Hi, I admit I'm a complete layman when it comes to this, but here's
the deal: I bought my wife a digital frame for her birthday, I'm
setting up the pictures for the frame, a bunch of pictures I took with
the digital camera, they have to be down to a 480 pixel width (down
from a 2080 in the original size) so they will load quickly in the
frame (or so the directions say). I resize them in photoshop (and take
out some redeye) and load them in the frame, the problem is if it's
16x9, they're stretched of course and if I set it to 4:3, there's a
black boarder on the sides. What would be the correct resizing of the
pictures so they appear to be widescreen in the frame? I've tried
resizing them to widescreen proportions but it just creates a
widescreen picture with a boarder around it when I turn the frame on.
Any help is appreciated. Thanks. (the current pixel size is 480x356,
then I tried 720x480 and recropping)
oldbones55@hotmail.com wrote:
>frame (or so the directions say). I resize them in photoshop (and take
>out some redeye) and load them in the frame, the problem is if it's
>16x9, they're stretched of course and if I set it to 4:3, there's a
>black boarder on the sides. What would be the correct resizing of the
>pictures so they appear to be widescreen in the frame? I've tried
>resizing them to widescreen proportions but it just creates a
>widescreen picture with a boarder around it when I turn the frame on.
Obviously your photos and the photo frame have different aspect ratios.
This topic has been discussed many times over, you may want to check
DejaNews (aka Google Groups) for previous discussions.

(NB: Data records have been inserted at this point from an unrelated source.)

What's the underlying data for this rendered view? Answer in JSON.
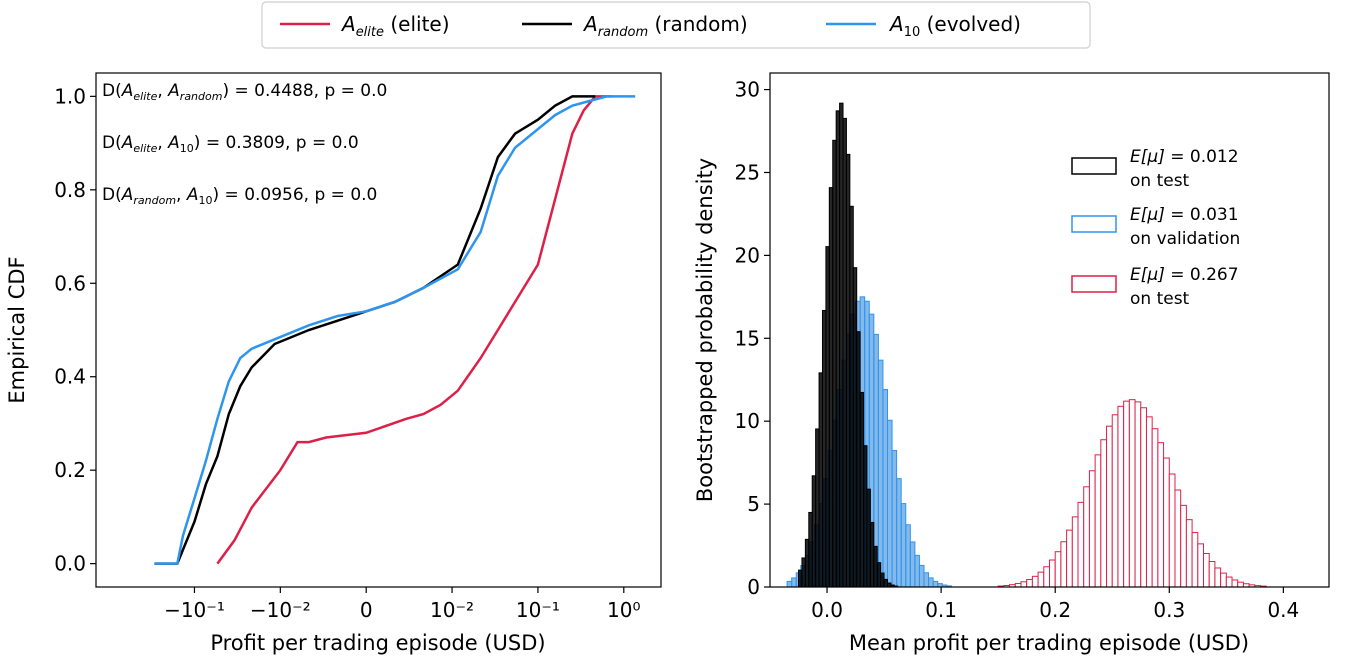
{
  "colors": {
    "elite": "#dc2048",
    "random": "#000000",
    "evolved": "#2e95ee"
  },
  "legend": [
    {
      "key": "elite",
      "symbol": "A",
      "sub": "elite",
      "suffix": " (elite)"
    },
    {
      "key": "random",
      "symbol": "A",
      "sub": "random",
      "suffix": " (random)"
    },
    {
      "key": "evolved",
      "symbol": "A",
      "sub": "10",
      "suffix": " (evolved)"
    }
  ],
  "chart_data": [
    {
      "type": "line",
      "xlabel": "Profit per trading episode (USD)",
      "ylabel": "Empirical CDF",
      "xscale": "symlog",
      "xticks": [
        "−10⁻¹",
        "−10⁻²",
        "0",
        "10⁻²",
        "10⁻¹",
        "10⁰"
      ],
      "yticks": [
        "0.0",
        "0.2",
        "0.4",
        "0.6",
        "0.8",
        "1.0"
      ],
      "ylim": [
        0,
        1
      ],
      "annotations": [
        {
          "text": "D(A_elite, A_random) = 0.4488, p = 0.0",
          "pair": [
            "elite",
            "random"
          ],
          "value": "= 0.4488, p = 0.0"
        },
        {
          "text": "D(A_elite, A_10) = 0.3809, p = 0.0",
          "pair": [
            "elite",
            "10"
          ],
          "value": "= 0.3809, p = 0.0"
        },
        {
          "text": "D(A_random, A_10)  = 0.0956, p = 0.0",
          "pair": [
            "random",
            "10"
          ],
          "value": " = 0.0956, p = 0.0"
        }
      ],
      "series": [
        {
          "name": "A_elite (elite)",
          "key": "elite",
          "x": [
            -2.6,
            -2.3,
            -2.0,
            -1.5,
            -1.2,
            -1.0,
            -0.7,
            0.0,
            0.7,
            1.0,
            1.3,
            1.6,
            2.0,
            2.3,
            2.6,
            3.0,
            3.3,
            3.6,
            3.8,
            4.0,
            4.1,
            4.3
          ],
          "y": [
            0.0,
            0.05,
            0.12,
            0.2,
            0.26,
            0.26,
            0.27,
            0.28,
            0.31,
            0.32,
            0.34,
            0.37,
            0.44,
            0.5,
            0.56,
            0.64,
            0.78,
            0.92,
            0.97,
            1.0,
            1.0,
            1.0
          ]
        },
        {
          "name": "A_random (random)",
          "key": "random",
          "x": [
            -3.7,
            -3.3,
            -3.2,
            -3.0,
            -2.8,
            -2.6,
            -2.4,
            -2.2,
            -2.0,
            -1.6,
            -1.0,
            -0.5,
            0.0,
            0.5,
            1.0,
            1.6,
            2.0,
            2.3,
            2.6,
            3.0,
            3.3,
            3.6,
            3.9,
            4.0
          ],
          "y": [
            0.0,
            0.0,
            0.03,
            0.09,
            0.17,
            0.23,
            0.32,
            0.38,
            0.42,
            0.47,
            0.5,
            0.52,
            0.54,
            0.56,
            0.59,
            0.64,
            0.76,
            0.87,
            0.92,
            0.95,
            0.98,
            1.0,
            1.0,
            1.0
          ]
        },
        {
          "name": "A_10 (evolved)",
          "key": "evolved",
          "x": [
            -3.7,
            -3.3,
            -3.2,
            -3.0,
            -2.8,
            -2.6,
            -2.4,
            -2.2,
            -2.0,
            -1.6,
            -1.0,
            -0.5,
            0.0,
            0.5,
            1.0,
            1.6,
            2.0,
            2.3,
            2.6,
            3.0,
            3.3,
            3.6,
            3.9,
            4.2,
            4.7
          ],
          "y": [
            0.0,
            0.0,
            0.06,
            0.14,
            0.22,
            0.31,
            0.39,
            0.44,
            0.46,
            0.48,
            0.51,
            0.53,
            0.54,
            0.56,
            0.59,
            0.63,
            0.71,
            0.83,
            0.89,
            0.93,
            0.96,
            0.98,
            0.99,
            1.0,
            1.0
          ]
        }
      ]
    },
    {
      "type": "bar",
      "xlabel": "Mean profit per trading episode (USD)",
      "ylabel": "Bootstrapped probability density",
      "xlim": [
        -0.05,
        0.44
      ],
      "ylim": [
        0,
        31
      ],
      "xticks": [
        "0.0",
        "0.1",
        "0.2",
        "0.3",
        "0.4"
      ],
      "yticks": [
        "0",
        "5",
        "10",
        "15",
        "20",
        "25",
        "30"
      ],
      "legend": [
        {
          "key": "random",
          "label": "E[μ] =",
          "value": " 0.012",
          "line2": "on test"
        },
        {
          "key": "evolved",
          "label": "E[μ] =",
          "value": " 0.031",
          "line2": "on validation"
        },
        {
          "key": "elite",
          "label": "E[μ] =",
          "value": " 0.267",
          "line2": "on test"
        }
      ],
      "series": [
        {
          "name": "E[μ] = 0.012 on test",
          "key": "random",
          "mean": 0.012,
          "sd": 0.0137,
          "peak": 29.2,
          "range": [
            -0.025,
            0.06
          ],
          "bin": 0.003
        },
        {
          "name": "E[μ] = 0.031 on validation",
          "key": "evolved",
          "mean": 0.031,
          "sd": 0.0228,
          "peak": 17.5,
          "range": [
            -0.035,
            0.125
          ],
          "bin": 0.004
        },
        {
          "name": "E[μ] = 0.267 on test",
          "key": "elite",
          "mean": 0.267,
          "sd": 0.0353,
          "peak": 11.3,
          "range": [
            0.14,
            0.43
          ],
          "bin": 0.005
        }
      ]
    }
  ]
}
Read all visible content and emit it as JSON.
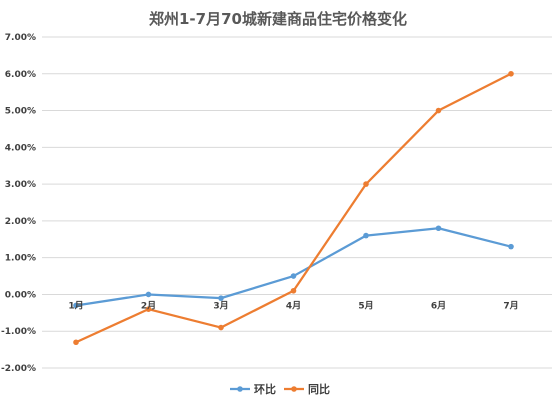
{
  "chart_data": {
    "type": "line",
    "title": "郑州1-7月70城新建商品住宅价格变化",
    "categories": [
      "1月",
      "2月",
      "3月",
      "4月",
      "5月",
      "6月",
      "7月"
    ],
    "y_ticks": [
      "7.00%",
      "6.00%",
      "5.00%",
      "4.00%",
      "3.00%",
      "2.00%",
      "1.00%",
      "0.00%",
      "-1.00%",
      "-2.00%"
    ],
    "ylim": [
      -2.0,
      7.0
    ],
    "y_unit": "%",
    "grid": true,
    "legend_position": "bottom",
    "series": [
      {
        "name": "环比",
        "color": "#5b9bd5",
        "values": [
          -0.3,
          0.0,
          -0.1,
          0.5,
          1.6,
          1.8,
          1.3
        ]
      },
      {
        "name": "同比",
        "color": "#ed7d31",
        "values": [
          -1.3,
          -0.4,
          -0.9,
          0.1,
          3.0,
          5.0,
          6.0
        ]
      }
    ]
  }
}
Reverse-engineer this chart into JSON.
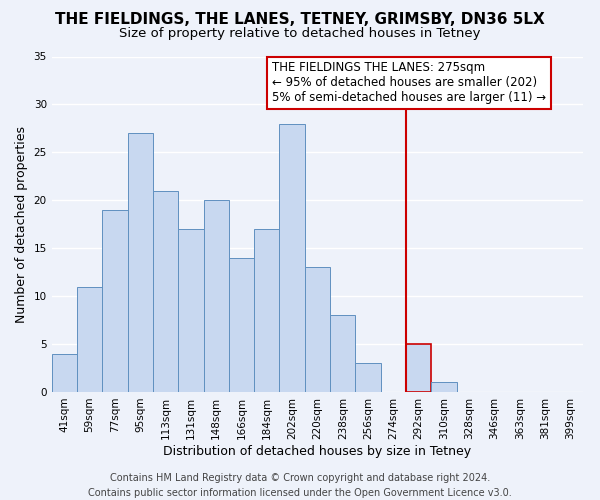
{
  "title": "THE FIELDINGS, THE LANES, TETNEY, GRIMSBY, DN36 5LX",
  "subtitle": "Size of property relative to detached houses in Tetney",
  "xlabel": "Distribution of detached houses by size in Tetney",
  "ylabel": "Number of detached properties",
  "bin_labels": [
    "41sqm",
    "59sqm",
    "77sqm",
    "95sqm",
    "113sqm",
    "131sqm",
    "148sqm",
    "166sqm",
    "184sqm",
    "202sqm",
    "220sqm",
    "238sqm",
    "256sqm",
    "274sqm",
    "292sqm",
    "310sqm",
    "328sqm",
    "346sqm",
    "363sqm",
    "381sqm",
    "399sqm"
  ],
  "bar_values": [
    4,
    11,
    19,
    27,
    21,
    17,
    20,
    14,
    17,
    28,
    13,
    8,
    3,
    0,
    5,
    1,
    0,
    0,
    0,
    0,
    0
  ],
  "normal_bar_color": "#c8d8f0",
  "bar_edge_color": "#6090c0",
  "highlight_bar_edge_color": "#cc0000",
  "ylim": [
    0,
    35
  ],
  "yticks": [
    0,
    5,
    10,
    15,
    20,
    25,
    30,
    35
  ],
  "annotation_line1": "THE FIELDINGS THE LANES: 275sqm",
  "annotation_line2": "← 95% of detached houses are smaller (202)",
  "annotation_line3": "5% of semi-detached houses are larger (11) →",
  "vline_x_index": 13,
  "footer_text": "Contains HM Land Registry data © Crown copyright and database right 2024.\nContains public sector information licensed under the Open Government Licence v3.0.",
  "background_color": "#eef2fa",
  "grid_color": "#ffffff",
  "title_fontsize": 11,
  "subtitle_fontsize": 9.5,
  "axis_label_fontsize": 9,
  "tick_fontsize": 7.5,
  "annotation_fontsize": 8.5,
  "footer_fontsize": 7
}
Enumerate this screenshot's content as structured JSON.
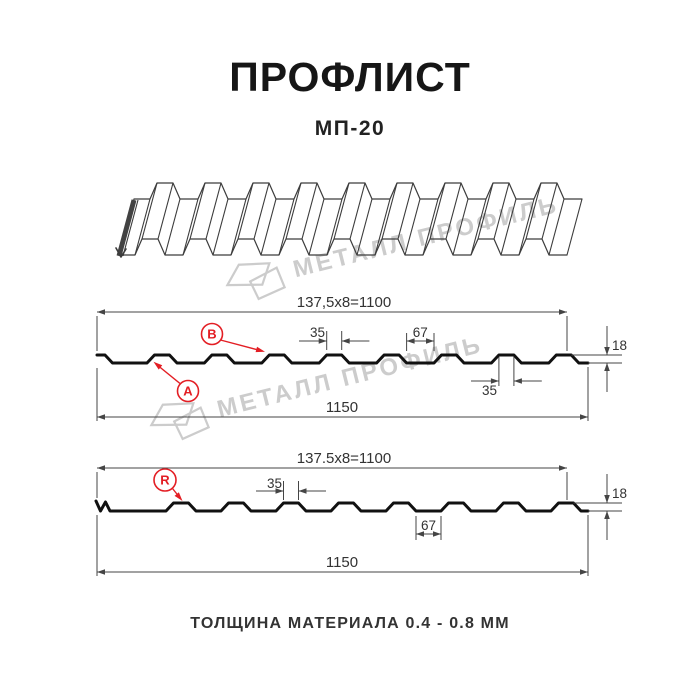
{
  "header": {
    "title": "ПРОФЛИСТ",
    "subtitle": "МП-20"
  },
  "watermark": {
    "text": "МЕТАЛЛ ПРОФИЛЬ"
  },
  "footer": {
    "thickness_note": "ТОЛЩИНА МАТЕРИАЛА 0.4 - 0.8 ММ"
  },
  "colors": {
    "accent_red": "#e31e24",
    "drawing_line": "#3c3c3c",
    "profile_line": "#111111",
    "dimension_line": "#454545",
    "watermark_gray": "#cccccc"
  },
  "profile1": {
    "dims": {
      "module": "137,5x8=1100",
      "total": "1150",
      "crest_width": "35",
      "valley_width": "67",
      "height": "18",
      "crest_width_bottom": "35"
    },
    "labels": {
      "a": "A",
      "b": "B"
    }
  },
  "profile2": {
    "dims": {
      "module": "137.5x8=1100",
      "total": "1150",
      "crest_width": "35",
      "valley_width": "67",
      "height": "18"
    },
    "labels": {
      "r": "R"
    }
  }
}
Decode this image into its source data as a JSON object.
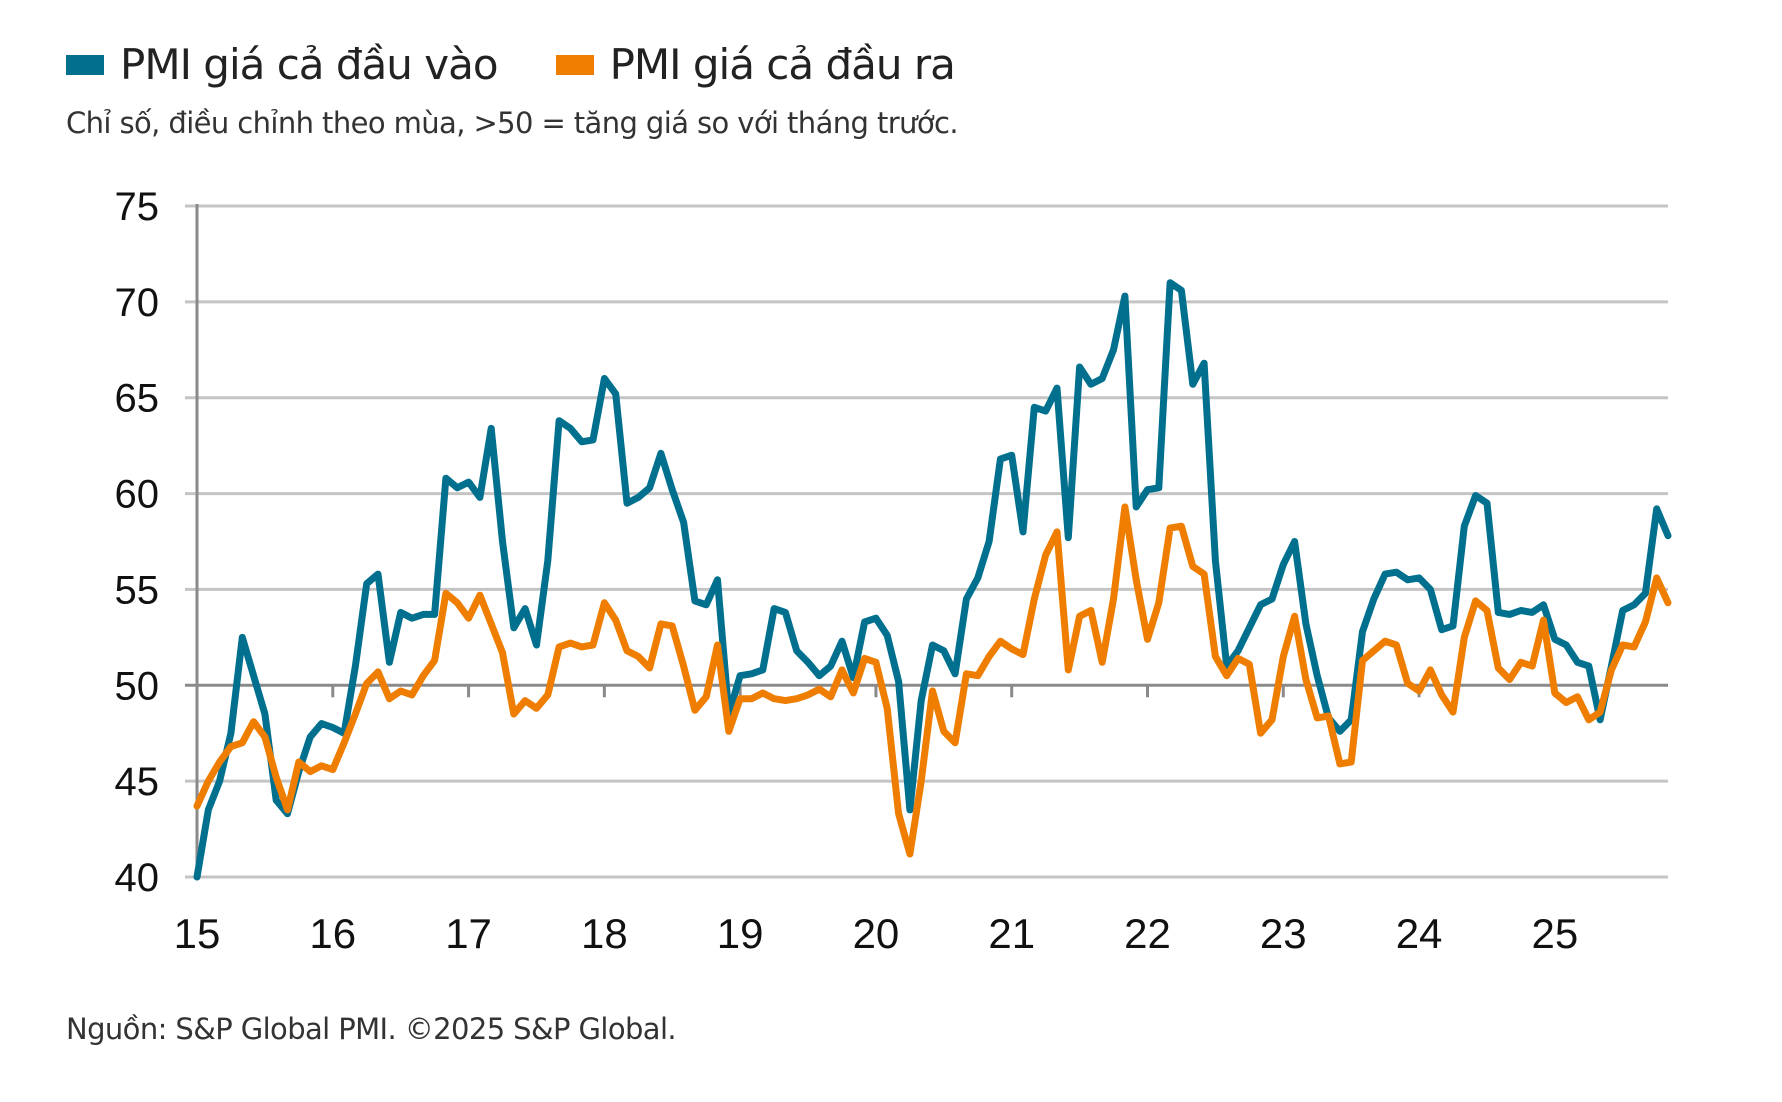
{
  "legend": [
    {
      "label": "PMI giá cả đầu vào",
      "color": "#00708e"
    },
    {
      "label": "PMI giá cả đầu ra",
      "color": "#ee7d00"
    }
  ],
  "subtitle": "Chỉ số, điều chỉnh theo mùa, >50 = tăng giá so với tháng trước.",
  "footer": "Nguồn: S&P Global PMI. ©2025 S&P Global.",
  "chart_data": {
    "type": "line",
    "title": "",
    "xlabel": "",
    "ylabel": "",
    "frequency": "monthly",
    "x_start": "2015-01",
    "x_end": "2025-11",
    "x_tick_labels": [
      "15",
      "16",
      "17",
      "18",
      "19",
      "20",
      "21",
      "22",
      "23",
      "24",
      "25"
    ],
    "y_ticks": [
      40,
      45,
      50,
      55,
      60,
      65,
      70,
      75
    ],
    "ylim": [
      40,
      75
    ],
    "grid": true,
    "reference_line": 50,
    "legend_position": "top-left",
    "series": [
      {
        "name": "PMI giá cả đầu vào",
        "color": "#00708e",
        "values": [
          40,
          43.5,
          45,
          47.5,
          52.5,
          50.5,
          48.5,
          44,
          43.3,
          45.5,
          47.3,
          48,
          47.8,
          47.5,
          51,
          55.3,
          55.8,
          51.2,
          53.8,
          53.5,
          53.7,
          53.7,
          60.8,
          60.3,
          60.6,
          59.8,
          63.4,
          57.5,
          53,
          54,
          52.1,
          56.5,
          63.8,
          63.4,
          62.7,
          62.8,
          66,
          65.2,
          59.5,
          59.8,
          60.3,
          62.1,
          60.2,
          58.5,
          54.4,
          54.2,
          55.5,
          48.5,
          50.5,
          50.6,
          50.8,
          54,
          53.8,
          51.8,
          51.2,
          50.5,
          51,
          52.3,
          50.4,
          53.3,
          53.5,
          52.6,
          50.2,
          43.5,
          49.2,
          52.1,
          51.8,
          50.6,
          54.5,
          55.6,
          57.5,
          61.8,
          62,
          58,
          64.5,
          64.3,
          65.5,
          57.7,
          66.6,
          65.7,
          66,
          67.5,
          70.3,
          59.3,
          60.2,
          60.3,
          71,
          70.6,
          65.7,
          66.8,
          56.5,
          51,
          51.8,
          53,
          54.2,
          54.5,
          56.3,
          57.5,
          53.2,
          50.5,
          48.3,
          47.6,
          48.2,
          52.8,
          54.5,
          55.8,
          55.9,
          55.5,
          55.6,
          55,
          52.9,
          53.1,
          58.3,
          59.9,
          59.5,
          53.8,
          53.7,
          53.9,
          53.8,
          54.2,
          52.4,
          52.1,
          51.2,
          51,
          48.2,
          51,
          53.9,
          54.2,
          54.8,
          59.2,
          57.8
        ]
      },
      {
        "name": "PMI giá cả đầu ra",
        "color": "#ee7d00",
        "values": [
          43.7,
          45,
          46,
          46.8,
          47,
          48.1,
          47.3,
          45.2,
          43.5,
          46,
          45.5,
          45.8,
          45.6,
          47,
          48.5,
          50.1,
          50.7,
          49.3,
          49.7,
          49.5,
          50.5,
          51.3,
          54.8,
          54.3,
          53.5,
          54.7,
          53.2,
          51.7,
          48.5,
          49.2,
          48.8,
          49.5,
          52,
          52.2,
          52,
          52.1,
          54.3,
          53.4,
          51.8,
          51.5,
          50.9,
          53.2,
          53.1,
          51,
          48.7,
          49.4,
          52.1,
          47.6,
          49.3,
          49.3,
          49.6,
          49.3,
          49.2,
          49.3,
          49.5,
          49.8,
          49.4,
          50.8,
          49.6,
          51.4,
          51.2,
          48.8,
          43.3,
          41.2,
          45,
          49.7,
          47.6,
          47,
          50.6,
          50.5,
          51.5,
          52.3,
          51.9,
          51.6,
          54.5,
          56.8,
          58,
          50.8,
          53.6,
          53.9,
          51.2,
          54.5,
          59.3,
          55.5,
          52.4,
          54.3,
          58.2,
          58.3,
          56.2,
          55.8,
          51.5,
          50.5,
          51.4,
          51.1,
          47.5,
          48.2,
          51.5,
          53.6,
          50.3,
          48.3,
          48.4,
          45.9,
          46,
          51.3,
          51.8,
          52.3,
          52.1,
          50.1,
          49.7,
          50.8,
          49.5,
          48.6,
          52.5,
          54.4,
          53.9,
          50.9,
          50.3,
          51.2,
          51,
          53.4,
          49.6,
          49.1,
          49.4,
          48.2,
          48.6,
          50.8,
          52.1,
          52,
          53.3,
          55.6,
          54.3
        ]
      }
    ]
  }
}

In short: imagine the frame had a square display (this is exagerated,
but often exagerations help to make issues obvious). What would be the
correct resizing to fit the rectangular photo into the square frame?
Obviously there is none. And just the same there is none if the aspect
ratios are any different at all.
Basically you got 3 choices (*):
- adjust the size such that the picture fits horizontally: then you will
see the whole picture, but you will get those black letter box bars on
top and bottom.
- adjust the size such that the picture fits vertically: then you will
not see the whole picture because on either or both sides part of the
picture will be cropped
- distort the photo to make it fit horizontally and vertically, but that
will turn circles into ovals and make aunt Bess suffer from either
anorexia or obesity.
(*): the effects of the first two may be the other way round depending
on which aspect ratio you want to convert into which.